How is value destroyed?

Since these initiatives do not reach anywhere close to their full potential and use resources that could otherwise be used on higher value-add projects, they are effectively destroying value for the organization.

Take a strategy lead approach

Instead of starting by looking at initiatives, organisations need first to look at their strategies. By structuring and prioritising their strategies, a clear overview of what is needed to be achieved is determined and initiatives come out as a means of achieving those strategies. By managing a portfolio of strategies rather than a complex combination of initiatives, organizations can eliminate most of the issues mentioned above. Taking an integrated approach allows organizations to structure their initiatives in line with their strategies.

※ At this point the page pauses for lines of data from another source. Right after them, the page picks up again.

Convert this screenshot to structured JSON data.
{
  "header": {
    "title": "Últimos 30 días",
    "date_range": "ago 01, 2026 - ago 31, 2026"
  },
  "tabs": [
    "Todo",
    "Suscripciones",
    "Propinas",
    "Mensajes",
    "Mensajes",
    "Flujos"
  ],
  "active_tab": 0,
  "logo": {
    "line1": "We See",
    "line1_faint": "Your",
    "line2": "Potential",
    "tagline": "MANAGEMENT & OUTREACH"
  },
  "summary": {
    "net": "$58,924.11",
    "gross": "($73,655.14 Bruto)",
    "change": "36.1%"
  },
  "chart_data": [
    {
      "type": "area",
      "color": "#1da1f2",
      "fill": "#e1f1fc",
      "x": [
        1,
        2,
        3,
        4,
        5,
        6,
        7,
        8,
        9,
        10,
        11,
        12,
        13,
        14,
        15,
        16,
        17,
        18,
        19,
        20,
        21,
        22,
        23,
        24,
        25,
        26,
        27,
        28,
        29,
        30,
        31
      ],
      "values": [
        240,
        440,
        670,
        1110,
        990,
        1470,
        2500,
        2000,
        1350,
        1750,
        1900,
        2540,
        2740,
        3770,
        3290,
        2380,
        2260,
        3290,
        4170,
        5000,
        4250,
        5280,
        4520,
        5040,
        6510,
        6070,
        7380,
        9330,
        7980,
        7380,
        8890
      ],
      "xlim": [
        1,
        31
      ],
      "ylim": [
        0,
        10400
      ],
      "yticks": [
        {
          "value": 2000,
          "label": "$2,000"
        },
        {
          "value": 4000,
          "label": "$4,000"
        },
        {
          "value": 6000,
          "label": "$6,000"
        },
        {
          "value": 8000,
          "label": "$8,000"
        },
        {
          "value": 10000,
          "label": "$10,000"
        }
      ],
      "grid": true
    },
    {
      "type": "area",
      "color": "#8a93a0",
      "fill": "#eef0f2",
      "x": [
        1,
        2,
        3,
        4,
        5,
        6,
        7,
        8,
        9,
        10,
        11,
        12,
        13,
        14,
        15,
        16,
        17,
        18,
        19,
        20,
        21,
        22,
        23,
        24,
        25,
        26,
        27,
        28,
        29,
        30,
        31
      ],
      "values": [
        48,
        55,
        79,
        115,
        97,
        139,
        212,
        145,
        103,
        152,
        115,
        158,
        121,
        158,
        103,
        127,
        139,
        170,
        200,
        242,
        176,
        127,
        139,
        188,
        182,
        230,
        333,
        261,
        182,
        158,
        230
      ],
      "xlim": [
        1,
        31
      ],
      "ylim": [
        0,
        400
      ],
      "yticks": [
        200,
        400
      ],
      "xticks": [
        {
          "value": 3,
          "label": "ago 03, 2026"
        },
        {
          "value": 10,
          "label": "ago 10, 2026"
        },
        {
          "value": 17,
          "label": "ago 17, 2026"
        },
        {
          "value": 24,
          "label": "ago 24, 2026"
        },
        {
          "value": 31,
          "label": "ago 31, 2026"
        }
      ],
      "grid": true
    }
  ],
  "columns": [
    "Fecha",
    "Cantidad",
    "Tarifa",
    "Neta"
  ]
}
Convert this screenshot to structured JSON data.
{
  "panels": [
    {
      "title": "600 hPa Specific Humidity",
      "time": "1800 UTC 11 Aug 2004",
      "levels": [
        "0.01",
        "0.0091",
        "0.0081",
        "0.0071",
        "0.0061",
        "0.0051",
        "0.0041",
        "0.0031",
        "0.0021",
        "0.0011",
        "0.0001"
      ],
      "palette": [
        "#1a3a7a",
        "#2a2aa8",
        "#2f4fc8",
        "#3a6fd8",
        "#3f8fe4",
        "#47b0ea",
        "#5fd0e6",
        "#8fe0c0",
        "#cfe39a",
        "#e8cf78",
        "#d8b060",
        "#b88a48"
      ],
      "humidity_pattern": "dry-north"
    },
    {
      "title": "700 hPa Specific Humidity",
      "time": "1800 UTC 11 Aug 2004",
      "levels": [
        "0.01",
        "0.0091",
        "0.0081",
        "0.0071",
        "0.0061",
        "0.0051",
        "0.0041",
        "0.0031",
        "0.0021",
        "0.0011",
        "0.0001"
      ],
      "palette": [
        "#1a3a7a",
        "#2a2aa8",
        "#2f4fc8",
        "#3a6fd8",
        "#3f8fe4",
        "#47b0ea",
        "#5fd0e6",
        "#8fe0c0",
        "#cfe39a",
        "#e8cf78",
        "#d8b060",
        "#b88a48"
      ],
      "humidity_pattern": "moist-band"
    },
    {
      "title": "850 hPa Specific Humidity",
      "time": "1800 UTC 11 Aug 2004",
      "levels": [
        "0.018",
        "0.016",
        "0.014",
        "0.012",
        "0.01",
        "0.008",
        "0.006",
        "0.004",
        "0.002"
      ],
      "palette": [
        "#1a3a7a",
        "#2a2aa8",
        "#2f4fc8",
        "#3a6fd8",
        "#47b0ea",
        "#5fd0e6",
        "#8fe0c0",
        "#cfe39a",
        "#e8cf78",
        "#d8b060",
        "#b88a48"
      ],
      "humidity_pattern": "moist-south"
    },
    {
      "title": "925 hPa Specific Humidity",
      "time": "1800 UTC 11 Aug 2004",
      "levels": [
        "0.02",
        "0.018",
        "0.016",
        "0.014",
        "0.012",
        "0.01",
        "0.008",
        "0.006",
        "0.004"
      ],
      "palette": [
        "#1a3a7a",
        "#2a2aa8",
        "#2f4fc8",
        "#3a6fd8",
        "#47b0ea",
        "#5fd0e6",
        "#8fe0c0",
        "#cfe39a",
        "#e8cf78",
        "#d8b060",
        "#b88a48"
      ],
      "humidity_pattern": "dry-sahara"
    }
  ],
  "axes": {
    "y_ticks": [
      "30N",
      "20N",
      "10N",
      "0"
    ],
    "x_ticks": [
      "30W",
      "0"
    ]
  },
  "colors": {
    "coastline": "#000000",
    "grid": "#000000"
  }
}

So what does it take to achieve such as approach:

  1. Clarify objective at every level – By making explicit what the objectives are for an organization at every level, employees become clear about what they are working towards. Being explicit requires an objective with a numerical, time and quality dimension, and a means of measuring it. E.g. not “We want to have a major market share in the market we operator in”, but “We must achieve a minimum of 25% of market share in the telco market targeting large organizations in Germany, within the next five years. The profit margin must be above 7%”.Vision > Core Objectives > Critical Success Factors > Operational ObjectivesThese objectives must be defined such that the causality between the objectives at different levels is obvious. So achieving the Operational Objectives successfully satisfies the CSFs, achieving the CSFs satisfies the Core Objectives and achieving the Core Objectives satisfies the Vision.
  2. Create a Value Delivery System – The VDS is the functional map of the organization. At every level, this determines the organizational unit or department or task that will work towards the objectives at the respective level.Corporate > Functions > Tasks > StepsThe corporate level has the responsibility for working towards and achieving the Vision; the Functional (product management, sales, marketing etc.) targets the Core Objectives; Tasks are defined to achieve the CFSs and so on.
  3. Define initiative – Once the objectives are clear, define the initiatives that are required to achieve them. Only initiate projects that work towards achieving one or more of the objectives.
  4. Accountability – Allocate responsibility and assign resources for each of the initiatives.
  5. Track initiatives – Ensure that there is a method for tracking the level of implementation, performance and benefits for each of the initiatives.
  6. Recalibrate regularly – In the volatile environment that organizations operate in, objectives and ways of achieving them change constantly. Thus there needs to be a process of regularly checking to make sure that initiatives still serve the purpose that they were started for. If the objectives at any level have changed, continuing with the old initiatives is a waste of resources.


Following the steps above achieves:

    • Alignment between the various business units, functions and department within the organization
    • Cascading of objectives against the now aligned organizational units. This brings the clarity and understanding of who does what and why, into the organization.
    • Prioritization during resource allocation

The consequence is a high level of transparency to view initiatives, their alignment to strategy and the ability to track the performance of initiatives.

At the same time, by having a process of monitoring progress and recalibrating strategy continuously, an organization can make its strategy and initiative execution process more dynamic. Hence it does not have to wait for the annual strategy planning process to make a step-change in direction, but rather make more manageable incremental changes all the time.